The role of B-site ions of Bi0.5Na0.5TiO3 (BNT) on its complex phase transition remains unclear due to its polarization attributing to both Bi and Ti. In this paper, the phase transition of (Bi0.5Na0.5)0.94Ba0.06(Ti1−0.01b/4B0.01)O3 (BNT6BT) (B = Nb, Mn, Fe, and Cu) ceramics was modified by low-concentration donor doping (Nb) and acceptor doping (Mn, Fe, and Cu) in order to determine the origin of phase transition behavior. The phase structure, microstructure, local structure/lattice vibration, phase transition temperature, and dielectric properties of BNT6BT-Nb, Mn, Fe, and Cu ceramics were investigated.
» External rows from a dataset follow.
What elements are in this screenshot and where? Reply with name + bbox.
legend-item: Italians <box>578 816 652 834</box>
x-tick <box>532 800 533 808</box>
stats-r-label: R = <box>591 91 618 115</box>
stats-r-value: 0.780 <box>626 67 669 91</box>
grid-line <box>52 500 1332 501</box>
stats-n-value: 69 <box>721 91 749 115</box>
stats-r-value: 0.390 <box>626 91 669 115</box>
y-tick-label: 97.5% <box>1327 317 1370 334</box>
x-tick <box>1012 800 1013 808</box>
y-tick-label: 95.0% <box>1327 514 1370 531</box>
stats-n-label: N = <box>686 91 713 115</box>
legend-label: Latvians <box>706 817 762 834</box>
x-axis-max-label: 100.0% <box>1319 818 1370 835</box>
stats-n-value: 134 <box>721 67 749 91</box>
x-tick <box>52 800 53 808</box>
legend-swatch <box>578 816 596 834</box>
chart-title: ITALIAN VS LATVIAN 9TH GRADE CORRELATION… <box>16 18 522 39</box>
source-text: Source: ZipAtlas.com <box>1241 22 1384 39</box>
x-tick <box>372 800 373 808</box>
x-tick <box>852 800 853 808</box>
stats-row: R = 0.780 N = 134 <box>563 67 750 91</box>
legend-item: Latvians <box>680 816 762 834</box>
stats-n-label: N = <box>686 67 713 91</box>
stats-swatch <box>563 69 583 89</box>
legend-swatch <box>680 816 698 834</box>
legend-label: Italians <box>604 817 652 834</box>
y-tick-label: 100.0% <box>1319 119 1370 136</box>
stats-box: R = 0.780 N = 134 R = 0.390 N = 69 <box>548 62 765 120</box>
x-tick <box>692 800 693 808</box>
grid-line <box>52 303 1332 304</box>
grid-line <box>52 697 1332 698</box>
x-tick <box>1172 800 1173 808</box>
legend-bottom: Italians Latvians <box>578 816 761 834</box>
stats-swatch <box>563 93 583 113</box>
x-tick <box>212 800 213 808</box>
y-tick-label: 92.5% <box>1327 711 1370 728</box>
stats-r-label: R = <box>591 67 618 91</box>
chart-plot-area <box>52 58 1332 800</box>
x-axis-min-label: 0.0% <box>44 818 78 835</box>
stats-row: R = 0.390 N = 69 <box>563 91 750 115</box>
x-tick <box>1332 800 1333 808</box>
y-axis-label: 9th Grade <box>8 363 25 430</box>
Results showed that all samples formed a single perovskite phase at room temperature, and donor (Nb) and acceptor (Mn, Fe, and Cu) doping can regulate the ratio of R3c and P4bm coexisting as nanoscale entities. The grains show polyhedral morphology, and average grain size lies between 1 and 2 μm. The Raman spectroscopy study shows that doping modification can change the phase transition temperature. The relation is in well agreement with the three different dielectric anomalies derived from the dielectric curves of εr versus T. Low concentration of cation (Nb, Mn, Fe, and Cu) doping can tailor the dielectric permittivity, depolarization temperature, and phase transition temperature of BNT6BT. All samples exhibit a large dielectric constant and good frequency stability.